München – Immerhin hat Danilo Barthel den Überblick noch nicht verloren. Dabei ist das ist nicht ganz einfach in diesen Basketball-Tagen. Am Freitag musste der Nationalspieler mit Fenerbahce Istanbul bei Olympiakos Piräus ran, am Sonntag ging es nach Afyon in die türkische Provinz. Und nun also mal wieder München. Heute Abend (21.00 Uhr/Magentasport) führt der Euroleague-Spielplan Barthel und Kollegen zu seinem Ex-Club FC Bayern.
Es ist so etwas wie ein erstes Endspiel am drittletzten Hauptrundenspieltag der Euroleague. Der Sieger des Duells hat die Playoff-Teilnahme wohl sicher. Barthel stellt sich dementsprechend auf ein Spiel der Schmerzen ein. „Es wird mit Sicherheit extrem intensiv und eng, viel Auf und Ab“, sagte er. So wie im Hinspiel eben, das Fenerbahce 71:75 verlor.

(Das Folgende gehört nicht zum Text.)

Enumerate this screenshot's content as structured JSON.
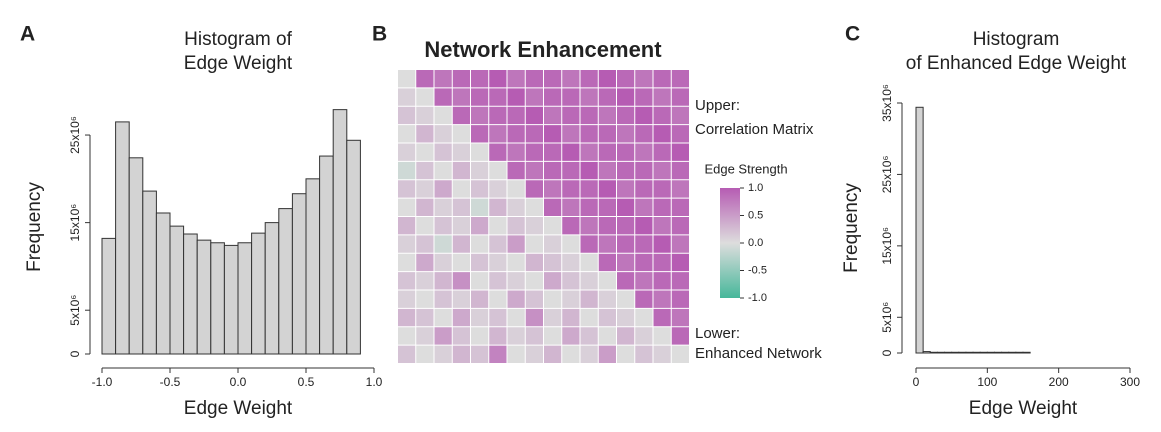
{
  "chart_data": [
    {
      "type": "histogram",
      "panel": "A",
      "title": [
        "Histogram of",
        "Edge Weight"
      ],
      "xlabel": "Edge Weight",
      "ylabel": "Frequency",
      "bins": [
        -1.0,
        -0.9,
        -0.8,
        -0.7,
        -0.6,
        -0.5,
        -0.4,
        -0.3,
        -0.2,
        -0.1,
        0.0,
        0.1,
        0.2,
        0.3,
        0.4,
        0.5,
        0.6,
        0.7,
        0.8,
        0.9,
        1.0
      ],
      "values": [
        13200000,
        26500000,
        22400000,
        18600000,
        16100000,
        14600000,
        13700000,
        13000000,
        12700000,
        12400000,
        12700000,
        13800000,
        15000000,
        16600000,
        18300000,
        20000000,
        22600000,
        27900000,
        24400000,
        0
      ],
      "color": "#d3d3d3",
      "xlim": [
        -1,
        1
      ],
      "xticks": [
        {
          "value": -1,
          "label": "-1.0"
        },
        -0.5,
        {
          "value": 0,
          "label": "0.0"
        },
        0.5,
        {
          "value": 1,
          "label": "1.0"
        }
      ],
      "ylim": [
        0,
        29000000
      ],
      "yticks": [
        0,
        {
          "value": 5000000,
          "label": "5x10⁶"
        },
        {
          "value": 15000000,
          "label": "15x10⁶"
        },
        {
          "value": 25000000,
          "label": "25x10⁶"
        }
      ]
    },
    {
      "type": "heatmap",
      "panel": "B",
      "title": "Network Enhancement",
      "annotations": [
        "Upper:",
        "Correlation Matrix",
        "Lower:",
        "Enhanced Network"
      ],
      "colorbar_title": "Edge Strength",
      "colors": [
        "#46b79a",
        "#dddddd",
        "#b65cb3"
      ],
      "zlim": [
        -1,
        1
      ],
      "zticks": [
        {
          "value": 1,
          "label": "1.0"
        },
        0.5,
        {
          "value": 0,
          "label": "0.0"
        },
        -0.5,
        {
          "value": -1,
          "label": "-1.0"
        }
      ],
      "z": [
        [
          0,
          0.9,
          0.8,
          0.9,
          0.9,
          1.0,
          0.8,
          0.9,
          0.9,
          0.8,
          0.9,
          1.0,
          0.9,
          0.8,
          0.9,
          0.9
        ],
        [
          0.1,
          0,
          0.9,
          0.8,
          0.9,
          0.9,
          1.0,
          0.8,
          0.9,
          0.9,
          0.8,
          0.9,
          1.0,
          0.9,
          0.8,
          0.9
        ],
        [
          0.2,
          0.1,
          0,
          0.9,
          0.8,
          0.9,
          0.9,
          1.0,
          0.8,
          0.9,
          0.9,
          0.8,
          0.9,
          1.0,
          0.9,
          0.8
        ],
        [
          0.0,
          0.3,
          0.1,
          0,
          0.9,
          0.8,
          0.9,
          0.9,
          1.0,
          0.8,
          0.9,
          0.9,
          0.8,
          0.9,
          1.0,
          0.9
        ],
        [
          0.1,
          0.0,
          0.2,
          0.1,
          0,
          0.9,
          0.8,
          0.9,
          0.9,
          1.0,
          0.8,
          0.9,
          0.9,
          0.8,
          0.9,
          1.0
        ],
        [
          -0.1,
          0.2,
          0.0,
          0.3,
          0.1,
          0,
          0.9,
          0.8,
          0.9,
          0.9,
          1.0,
          0.8,
          0.9,
          0.9,
          0.8,
          0.9
        ],
        [
          0.2,
          0.1,
          0.4,
          0.0,
          0.2,
          0.1,
          0,
          0.9,
          0.8,
          0.9,
          0.9,
          1.0,
          0.8,
          0.9,
          0.9,
          0.8
        ],
        [
          0.0,
          0.3,
          0.1,
          0.2,
          -0.1,
          0.3,
          0.1,
          0,
          0.9,
          0.8,
          0.9,
          0.9,
          1.0,
          0.8,
          0.9,
          0.9
        ],
        [
          0.3,
          0.0,
          0.2,
          0.1,
          0.4,
          0.0,
          0.2,
          0.1,
          0,
          0.9,
          0.8,
          0.9,
          0.9,
          1.0,
          0.8,
          0.9
        ],
        [
          0.1,
          0.2,
          -0.1,
          0.3,
          0.0,
          0.2,
          0.5,
          0.0,
          0.1,
          0,
          0.9,
          0.8,
          0.9,
          0.9,
          1.0,
          0.8
        ],
        [
          0.0,
          0.4,
          0.1,
          0.0,
          0.2,
          0.1,
          0.0,
          0.3,
          0.2,
          0.1,
          0,
          0.9,
          0.8,
          0.9,
          0.9,
          1.0
        ],
        [
          0.2,
          0.1,
          0.3,
          0.6,
          0.0,
          0.2,
          0.1,
          0.0,
          0.4,
          0.2,
          0.1,
          0,
          0.9,
          0.8,
          0.9,
          0.9
        ],
        [
          0.1,
          0.0,
          0.2,
          0.1,
          0.3,
          0.0,
          0.4,
          0.2,
          0.0,
          0.1,
          0.3,
          0.1,
          0,
          0.9,
          0.8,
          0.9
        ],
        [
          0.3,
          0.2,
          0.0,
          0.4,
          0.1,
          0.2,
          0.0,
          0.6,
          0.1,
          0.3,
          0.0,
          0.2,
          0.1,
          0,
          0.9,
          0.8
        ],
        [
          0.0,
          0.1,
          0.5,
          0.2,
          0.0,
          0.3,
          0.1,
          0.2,
          0.0,
          0.4,
          0.2,
          0.0,
          0.3,
          0.1,
          0,
          0.9
        ],
        [
          0.2,
          0.0,
          0.1,
          0.3,
          0.2,
          0.7,
          0.0,
          0.1,
          0.3,
          0.0,
          0.1,
          0.5,
          0.0,
          0.2,
          0.1,
          0
        ]
      ]
    },
    {
      "type": "histogram",
      "panel": "C",
      "title": [
        "Histogram",
        "of Enhanced Edge Weight"
      ],
      "xlabel": "Edge Weight",
      "ylabel": "Frequency",
      "bins": [
        0,
        10,
        20,
        30,
        40,
        50,
        60,
        70,
        80,
        90,
        100,
        110,
        120,
        130,
        140,
        150,
        160,
        170,
        180,
        190,
        200,
        210,
        220,
        230,
        240,
        250,
        260,
        270,
        280,
        290,
        300
      ],
      "values": [
        34400000,
        200000,
        100000,
        100000,
        100000,
        100000,
        100000,
        100000,
        100000,
        100000,
        100000,
        100000,
        100000,
        100000,
        100000,
        100000,
        0,
        0,
        0,
        0,
        0,
        0,
        0,
        0,
        0,
        0,
        0,
        0,
        0,
        0
      ],
      "color": "#d3d3d3",
      "xlim": [
        0,
        300
      ],
      "xticks": [
        0,
        100,
        200,
        300
      ],
      "ylim": [
        0,
        35000000
      ],
      "yticks": [
        0,
        {
          "value": 5000000,
          "label": "5x10⁶"
        },
        {
          "value": 15000000,
          "label": "15x10⁶"
        },
        {
          "value": 25000000,
          "label": "25x10⁶"
        },
        {
          "value": 35000000,
          "label": "35x10⁶"
        }
      ]
    }
  ]
}
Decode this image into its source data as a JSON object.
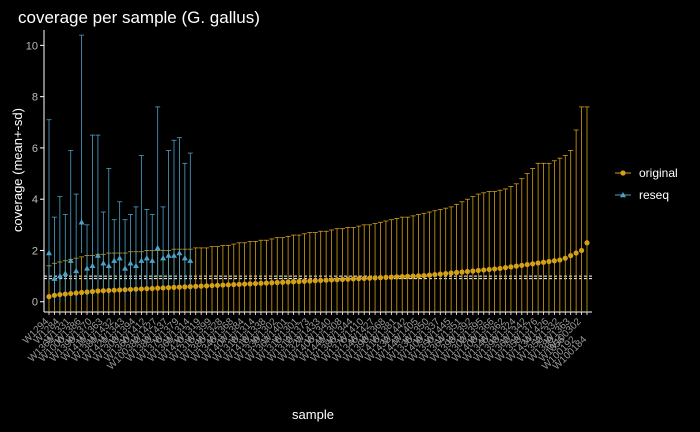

Viel hätte Barthel wohl nicht auf ein Wiedersehen unter diesen Vorzeichen gegeben, als er im vergangenen Sommer nach einer schrecklichen vierten Saison in München an den Bosporus weiterzog. „Ich war mir sicher, dass Bayern sich steigern wird“, sagte er, „aber da sind Neuzugänge voll eingeschlagen. Das Selbstbewusstsein tut jetzt ein Übriges. Diese Entwicklung ist enorm.“
Und viel hätte ja nicht gefehlt und Fenerbahce, der Euroleague-Champion von 2017, hätte den Trip in den Audi Dome sogar als Underdog antreten müssen. Wie die Bayern hatte sich auch Fenerbahce umstrukturiert. Der einst auch in München umworbene Igor Kokoskov trat die Nachfolge von Trainerstar Zeljko Obradovic an, und er bastelte ein neues Team. Was weit weniger gut funktionierte als in München, man schlingerte durch die Euroleague-Vorrunde. So etwas kommt nicht gut an bei einem Verein mit diesen Ansprüchen. „Da bist du als Importspieler eigentlich ganz froh, dass du keine Zeitungen lesen kannst“, sagte Barthel.
Natürlich kaufte auch Fenerbahce ein. Das Spielzeug des Unternehmers Ali Koc – Spross der reichsten Familie der Türkei – holte unter anderem den NBA-gestählten Center Kyle O‘Quinn an Bord. Der Kader wurde tiefer und besser. Vor allem aber hat es irgendwann „klick gemacht“, wie Barthel beobachtet hat.
Wobei die Pandemie den Deutschen ausgerechnet dann aus dem Unternehmen schubste, als der Club zur Aufholjagd ansetzte. Anfang Januar wachte er eines Tages mit heftigen Kopfschmerzen auf. „Ich habe gleich den Arzt angeschrieben, dass es mir nicht gut geht“, sagte er, „aber eigentlich war es schon klar.“ Der 29-Jährige war an Covid-19 erkrankt. Und auch wenn er glimpflich davonkam – mit Quarantäne und dem folgenden Aufbautraining war er einen Monat lang außen vor. Alleine in der Fremde zu sein, machte die Sache nicht unbedingt leichter. Und auch wenn er bei Kokoskov längst wieder eine feste Größe ist, so ganz sieht er sich bis heute noch nicht wieder in alter Form.
Aber es ist die Mannschaft, die nun funktioniert. 14 der letzten 16 Partien hat Fenerbahce gewonnen. Einzig das 74:106 gegen Lokalrivale Anadolu schmerzte. „Da ist bei uns gar nichts gefallen und bei ihnen alles“, erklärte er, „aber man wird sich noch öfter wieder sehen.“
Zuerst aber sieht Barthel München wieder. Für ihn gleich doppelt ein besonderer Moment. Neben dem Ex-Club ist auch seine Freundin in der Stadt zuhause.